2人は強くなった。A級には当然。もしかしたら、S級冒険者にすら届くかもしれない。


エリスの使った〈居合術〉。アーネの使った〈弓術〉。どちらも、〈武芸百般〉と呼ばれる白銀杏に匹敵する完成度であった。


「君達の武術。どちらも私に教えられる物はない程になったね。だから、オルニス都市に戻ったら魔法を鍛えよう。今の2人の魔力量ならどんな魔法だって使えるだろうからね。」


魔法。それは、エリスが最も得意とする力だ。しかし、恐らく今の彼女は〈居合術〉を扱うほうが強力なのだろう。何故なら、杏は魔法を不得手としているため、彼女では魔法を教えることができないから。

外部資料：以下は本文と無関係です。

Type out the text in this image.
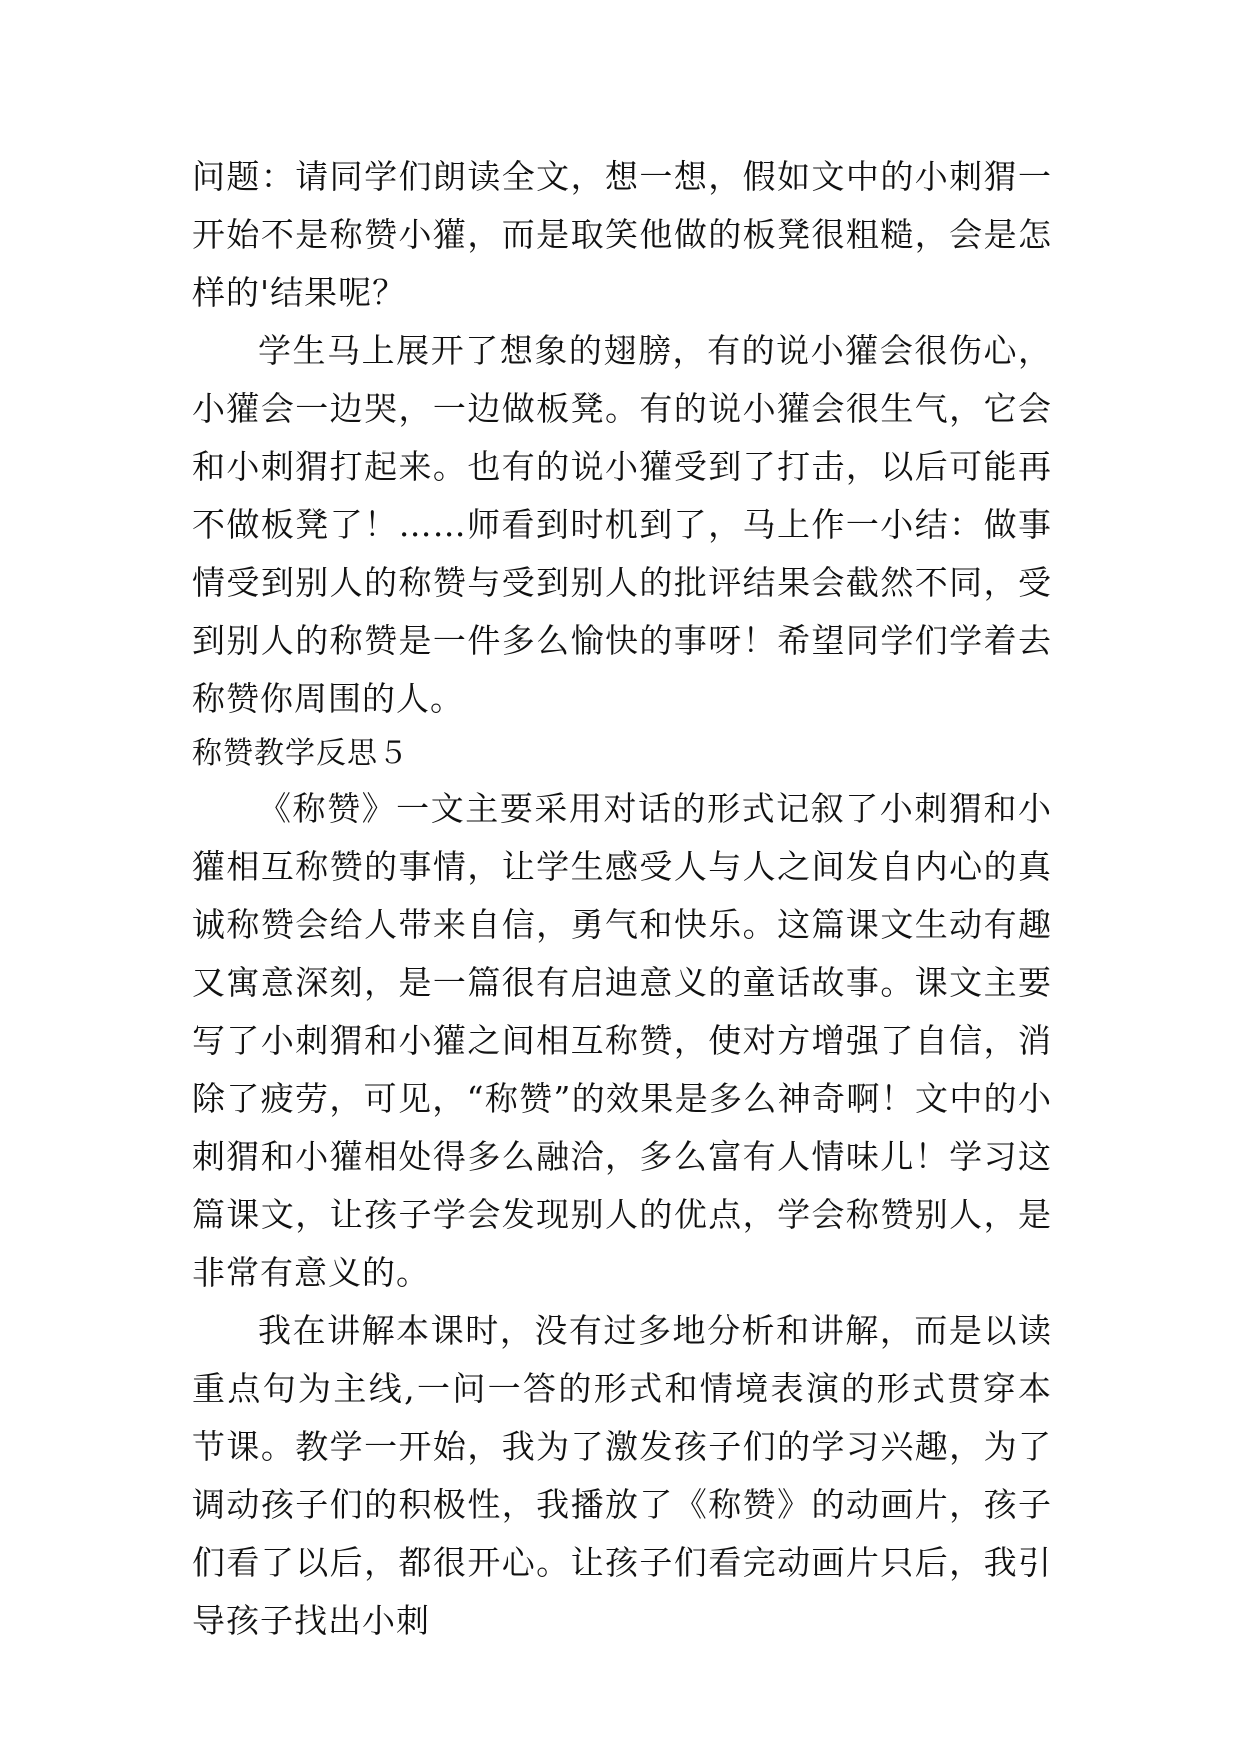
问题：请同学们朗读全文，想一想，假如文中的小刺猬一开始不是称赞小獾，而是取笑他做的板凳很粗糙，会是怎样的'结果呢？

学生马上展开了想象的翅膀，有的说小獾会很伤心，小獾会一边哭，一边做板凳。有的说小獾会很生气，它会和小刺猬打起来。也有的说小獾受到了打击，以后可能再不做板凳了！……师看到时机到了，马上作一小结：做事情受到别人的称赞与受到别人的批评结果会截然不同，受到别人的称赞是一件多么愉快的事呀！希望同学们学着去称赞你周围的人。

称赞教学反思５

《称赞》一文主要采用对话的形式记叙了小刺猬和小獾相互称赞的事情，让学生感受人与人之间发自内心的真诚称赞会给人带来自信，勇气和快乐。这篇课文生动有趣又寓意深刻，是一篇很有启迪意义的童话故事。课文主要写了小刺猬和小獾之间相互称赞，使对方增强了自信，消除了疲劳，可见，“称赞”的效果是多么神奇啊！文中的小刺猬和小獾相处得多么融洽，多么富有人情味儿！学习这篇课文，让孩子学会发现别人的优点，学会称赞别人，是非常有意义的。

我在讲解本课时，没有过多地分析和讲解，而是以读重点句为主线,一问一答的形式和情境表演的形式贯穿本节课。教学一开始，我为了激发孩子们的学习兴趣，为了调动孩子们的积极性，我播放了《称赞》的动画片，孩子们看了以后，都很开心。让孩子们看完动画片只后，我引导孩子找出小刺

だからか、エリスの魔法の威力は彼女の魔法攻撃力に依存していた。つまり、彼女の魔法能力は2年前と比べて全く上昇していない。


「2人共。もっと強くなれるよ。」


エフィは嬉しそうに、ニヤリと笑みを浮かべる。


世界最高の武芸者に武芸を教わった2人に強力な魔法を教えれば、2人がどれ程強くなれるかは想像に難くないからだ。